The first thing we see is Jude Law’s very scruffy face in closeup. This is not the Jude Law you’re used to.
The first thing we hear is Law, as the title character in “Dom Hemingway,” delivering at full-volume cockney eloquence a protracted ode to his private parts.
As the camera pulls back on this scene of absurd priapic bravado, we discover that he’s been psyching himself up during the sort of single sex transitory encounter that prison life has imposed upon Dom.
Law isn’t kidding around in this movie. Not as an actor he isn’t. Or, to be more accurate, he is kidding around through most of it, but it is on the higher plane of “kidding around” on which movie stars like to dwell when they want to get their acting chops and their reputations back.
Law is as far as can be from the absurdly handsome, clear-eyed pretty-boy we’ve so often seen. He’s middle-aged, overweight and is wearing thick muttonchop sideburns almost guaranteed to make a movie actor of fabled good looks seem as ugly and greasy and funky as possible. Dom Hemingway is an enraged, wildly verbal but self-aggrandizing loser, finally free to make as many people as possible pay for his last 12 years of confinement.
It’s his story we’re sitting through. He is, by trade, a very good safecracker and an extremely accomplished thug. His first official act on being released from the joint is to seek out the man who kept his dying ex-wife and young daughter company while he was incarcerated. When he finds him, he breaks as many of his bones as he can and bloodily rearranges his face while the guy’s co-workers at the garage placidly look on to an event they’ve clearly expected to happen for years.
The next thing on Dom’s frantic and somewhat nasty post-release agenda is an encounter with the crime boss he was working for when he took the fall for a botched job. He and his faithful buddy (Richard E. Grant) find their old boss Fontaine (Demian Bechir) in the south of France, living the hedonistic good life with weird monkey paintings on his walls and a beautiful mistress who likes to wear red and sing along with records.
There is, to understate, tension between boss and newly released jailbird. Dom is an ex-con on a mission. That mission is payback. He didn’t rat on his boss or buddies and now he wants what’s coming to him. And part of that, the way Dom keeps score, is the ability to rant, with satanic eloquence, every vile thing he can think of at the old boss who reveled in the good life while Dom rotted behind bars.

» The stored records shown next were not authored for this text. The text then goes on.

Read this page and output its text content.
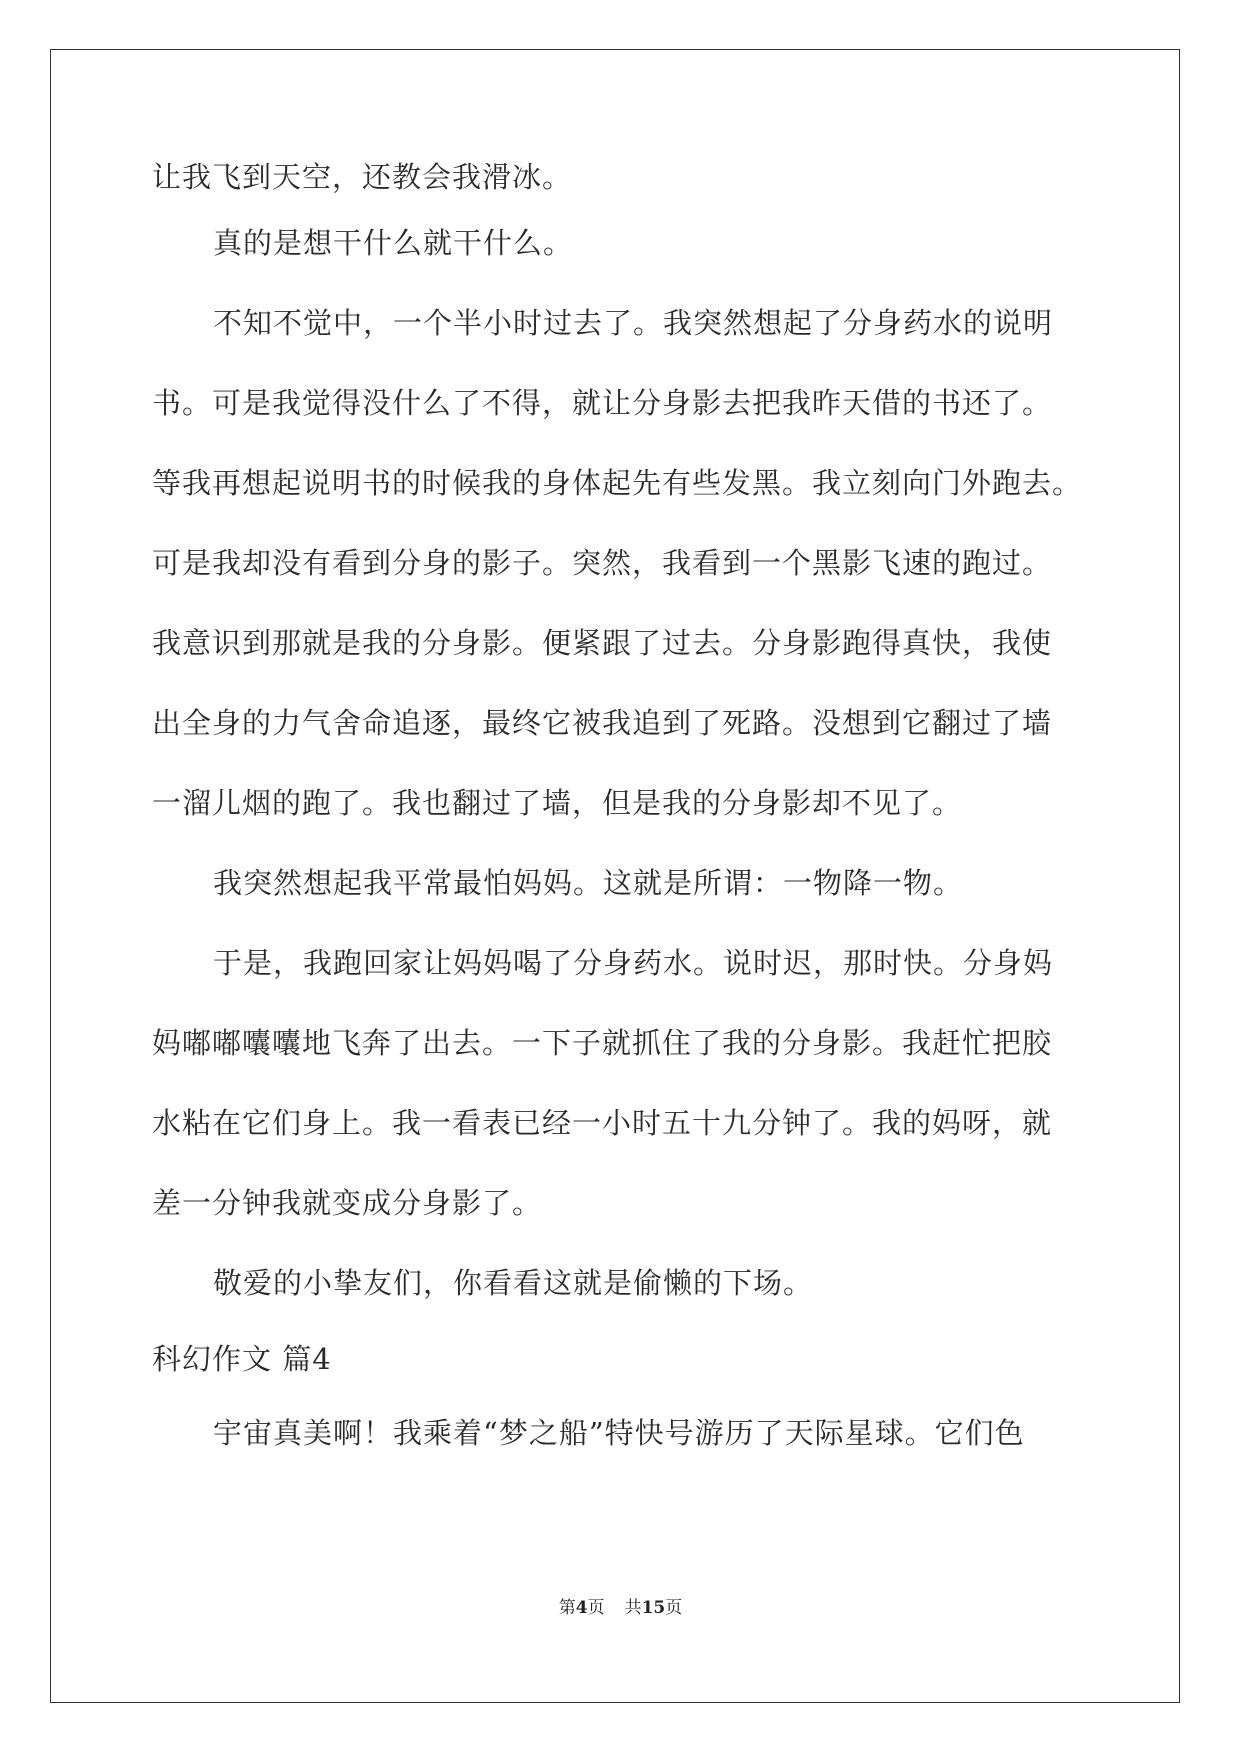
让我飞到天空，还教会我滑冰。

真的是想干什么就干什么。

不知不觉中，一个半小时过去了。我突然想起了分身药水的说明

书。可是我觉得没什么了不得，就让分身影去把我昨天借的书还了。

等我再想起说明书的时候我的身体起先有些发黑。我立刻向门外跑去。

可是我却没有看到分身的影子。突然，我看到一个黑影飞速的跑过。

我意识到那就是我的分身影。便紧跟了过去。分身影跑得真快，我使

出全身的力气舍命追逐，最终它被我追到了死路。没想到它翻过了墙

一溜儿烟的跑了。我也翻过了墙，但是我的分身影却不见了。

我突然想起我平常最怕妈妈。这就是所谓：一物降一物。

于是，我跑回家让妈妈喝了分身药水。说时迟，那时快。分身妈

妈嘟嘟囔囔地飞奔了出去。一下子就抓住了我的分身影。我赶忙把胶

水粘在它们身上。我一看表已经一小时五十九分钟了。我的妈呀，就

差一分钟我就变成分身影了。

敬爱的小挚友们，你看看这就是偷懒的下场。

科幻作文 篇4

宇宙真美啊！我乘着“梦之船”特快号游历了天际星球。它们色

第4页 共15页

Tense, you know? This could really go downhill in a hurry.
Fontaine, to his credit, is an obscenely wealthy thug of compassionate and philosophical turn of mind. He’ll let Dom rant for a while to reset his gyroscope. And while he’s at it, he’ll send booze and hookers his way and, for good measure, $750,000 in reparations.

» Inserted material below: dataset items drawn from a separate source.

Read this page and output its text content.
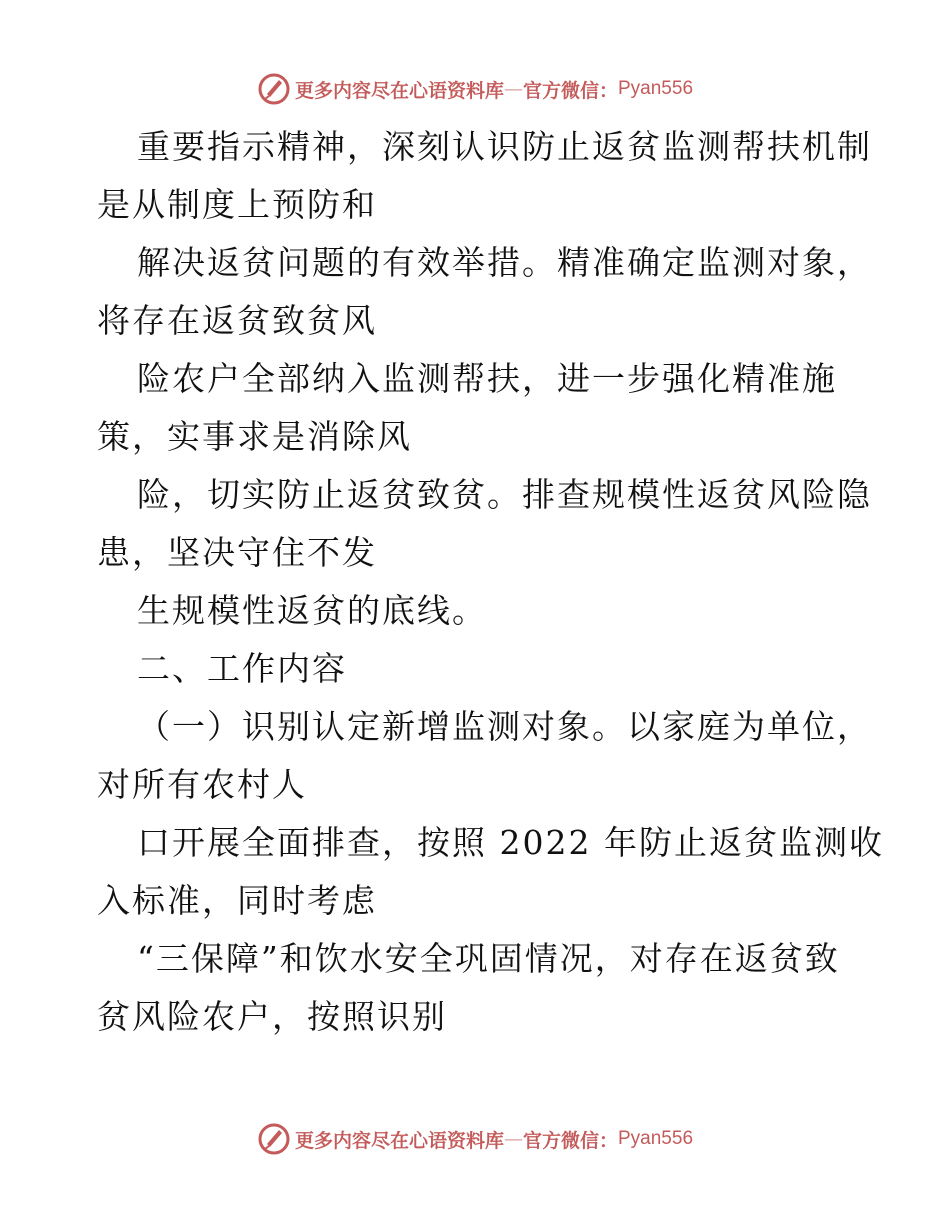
更多内容尽在心语资料库 — 官方微信： Pyan556
重要指示精神，深刻认识防止返贫监测帮扶机制
是从制度上预防和
解决返贫问题的有效举措。精准确定监测对象，
将存在返贫致贫风
险农户全部纳入监测帮扶，进一步强化精准施
策，实事求是消除风
险，切实防止返贫致贫。排查规模性返贫风险隐
患，坚决守住不发
生规模性返贫的底线。
二、工作内容
（一）识别认定新增监测对象。以家庭为单位，
对所有农村人
口开展全面排查，按照 2022 年防止返贫监测收
入标准，同时考虑
“三保障”和饮水安全巩固情况，对存在返贫致
贫风险农户，按照识别
更多内容尽在心语资料库 — 官方微信： Pyan556
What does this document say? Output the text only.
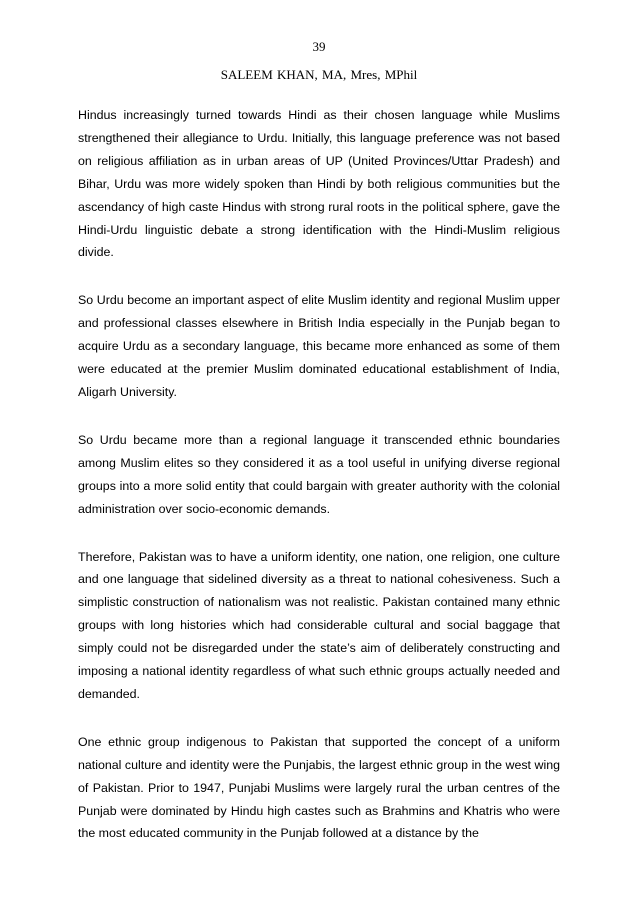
39
SALEEM KHAN, MA, Mres, MPhil

Hindus increasingly turned towards Hindi as their chosen language while Muslims strengthened their allegiance to Urdu. Initially, this language preference was not based on religious affiliation as in urban areas of UP (United Provinces/Uttar Pradesh) and Bihar, Urdu was more widely spoken than Hindi by both religious communities but the ascendancy of high caste Hindus with strong rural roots in the political sphere, gave the Hindi-Urdu linguistic debate a strong identification with the Hindi-Muslim religious divide.

So Urdu become an important aspect of elite Muslim identity and regional Muslim upper and professional classes elsewhere in British India especially in the Punjab began to acquire Urdu as a secondary language, this became more enhanced as some of them were educated at the premier Muslim dominated educational establishment of India, Aligarh University.

So Urdu became more than a regional language it transcended ethnic boundaries among Muslim elites so they considered it as a tool useful in unifying diverse regional groups into a more solid entity that could bargain with greater authority with the colonial administration over socio-economic demands.

Therefore, Pakistan was to have a uniform identity, one nation, one religion, one culture and one language that sidelined diversity as a threat to national cohesiveness. Such a simplistic construction of nationalism was not realistic. Pakistan contained many ethnic groups with long histories which had considerable cultural and social baggage that simply could not be disregarded under the state’s aim of deliberately constructing and imposing a national identity regardless of what such ethnic groups actually needed and demanded.

One ethnic group indigenous to Pakistan that supported the concept of a uniform national culture and identity were the Punjabis, the largest ethnic group in the west wing of Pakistan. Prior to 1947, Punjabi Muslims were largely rural the urban centres of the Punjab were dominated by Hindu high castes such as Brahmins and Khatris who were the most educated community in the Punjab followed at a distance by the
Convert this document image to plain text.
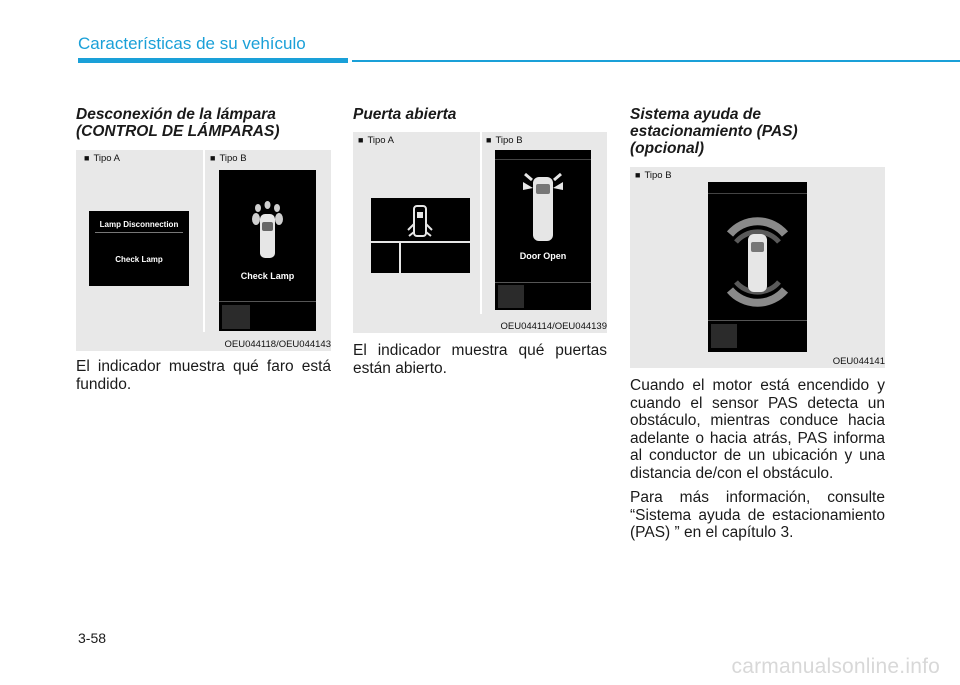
Características de su vehículo
Desconexión de la lámpara
(CONTROL DE LÁMPARAS)
■ Tipo A	■ Tipo B
Lamp Disconnection
Check Lamp
Check Lamp
OEU044118/OEU044143

El indicador muestra qué faro está fundido.

Puerta abierta
■ Tipo A	■ Tipo B
Door Open
OEU044114/OEU044139

El indicador muestra qué puertas están abierto.

Sistema ayuda de
estacionamiento (PAS)
(opcional)
■ Tipo B
OEU044141

Cuando el motor está encendido y cuando el sensor PAS detecta un obstáculo, mientras conduce hacia adelante o hacia atrás, PAS informa al conductor de un ubicación y una distancia de/con el obstáculo.

Para más información, consulte “Sistema ayuda de estacionamiento (PAS) ” en el capítulo 3.

3-58
carmanualsonline.info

A lot of tension can, thereby, be defused, right? But then Dom – who seems to have had no opportunity to acquire either luck or moderation – overdoes it a bit and bad news for everyone follows.
But not without a long, steady river of outrageous comic dialogue of Rococo quasi-Elizabethan pungency, as if our third-rate hero has done nothing as a 12-year guest of the state but sharpen his tongue and gunnysack his fury at his friends.

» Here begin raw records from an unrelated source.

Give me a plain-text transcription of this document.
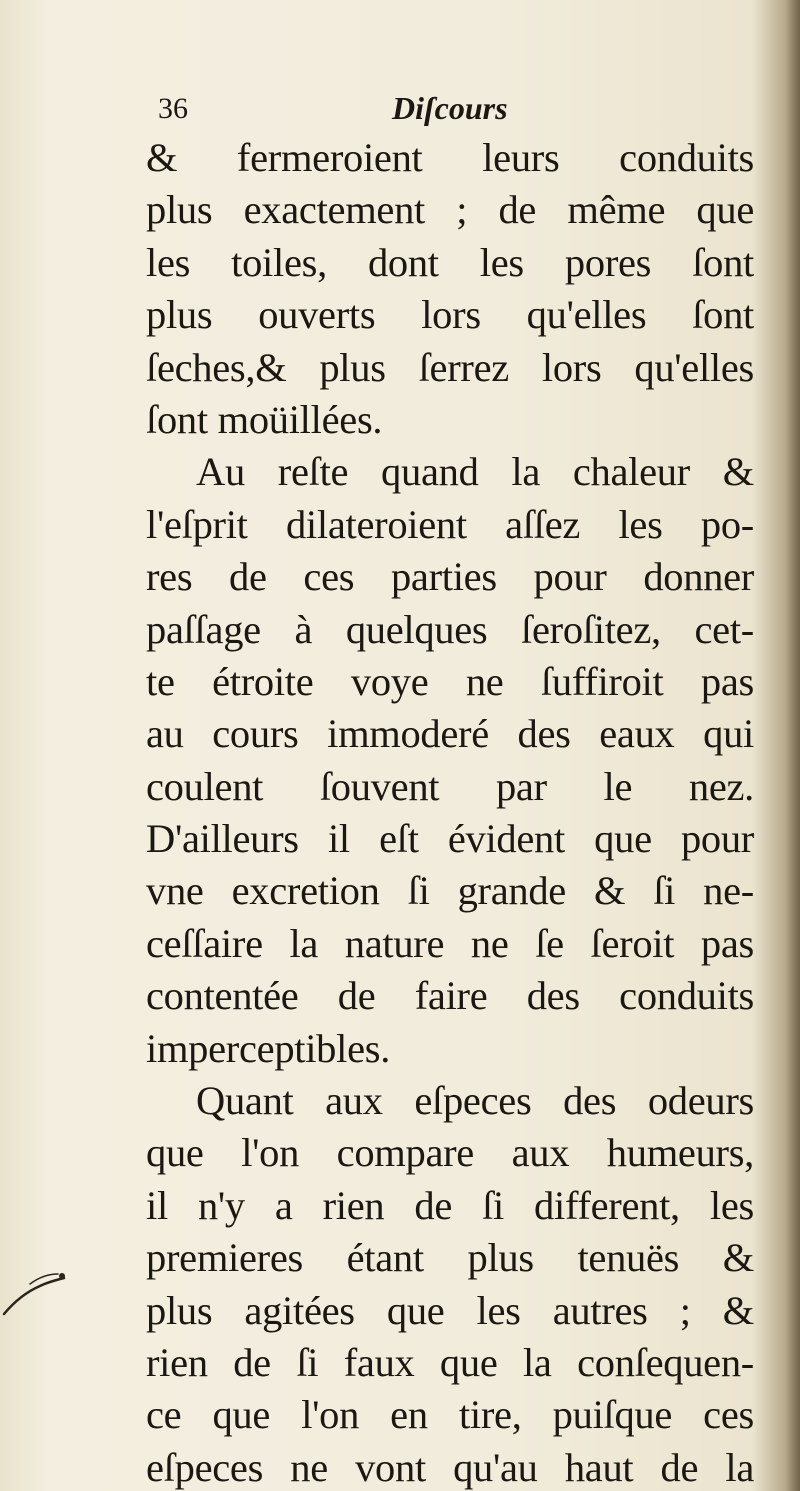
36	Diſcours
& fermeroient leurs conduits
plus exactement ; de même que
les toiles, dont les pores ſont
plus ouverts lors qu'elles ſont
ſeches,& plus ſerrez lors qu'elles
ſont moüillées.
Au reſte quand la chaleur &
l'eſprit dilateroient aſſez les po-
res de ces parties pour donner
paſſage à quelques ſeroſitez, cet-
te étroite voye ne ſuffiroit pas
au cours immoderé des eaux qui
coulent ſouvent par le nez.
D'ailleurs il eſt évident que pour
vne excretion ſi grande & ſi ne-
ceſſaire la nature ne ſe ſeroit pas
contentée de faire des conduits
imperceptibles.
Quant aux eſpeces des odeurs
que l'on compare aux humeurs,
il n'y a rien de ſi different, les
premieres étant plus tenuës &
plus agitées que les autres ; &
rien de ſi faux que la conſequen-
ce que l'on en tire, puiſque ces
eſpeces ne vont qu'au haut de la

All except his faithful old pal played by the great British comic actor Grant (star of the immortal “Withnail and I”) with much saturnine drollery and some real concern for the welfare of his friend, now riding on a wild emotional roller coaster. Dom’s old buddy seems to have lost his left hand on the job, but none of his affection for his erratic friend.
They’re a heady behavioral triumvirate, these three actors – Law in the middle, erupting all over the place and spitting angry cockney oratory in every direction, Grant indulging him on one side and Bechir smiling darkly on the other but clearly ready, at any moment, to put a very abrupt end to Dom Hemingway’s stormy, star-crossed return to society.
A very watchable movie in the grand British tradition of low-living for the sake of low comedy and high-flying language.
And now the bad news. There are serious third act problems with this film comedy/drama. Writer/director Richard Shepard is a very talented fellow who has, perhaps, directed a few too many excellent TV pilots (“Ugly Betty,” “Ringer,” “Golden Boy”) and can’t figure out any way to get Dom offscreen at the end other than pure sentimentality and a very rusty deus ex machina that should have been well-lubricated before they threw it on screen.
It seems to be Shepard’s point that even when Dom comes out ahead, he’s a small-time loser.
Not true, thank heaven, for Law. His vacation from pretty-boy movie stardom is a winner of a performance, even if the ending of the film isn’t.
Starring: Jude Law, Richard E. Grant, Demian Bechir, Evelyn Clarke
Director: Richard Shepard
Running time: 93 minutes
Rating: R for language, nudity, sex and violence.
The Lowdown: A safecracker finishes a 12-year stint behind bars and goes to the south of France to claim his crime boss’ reward for maintaining silence.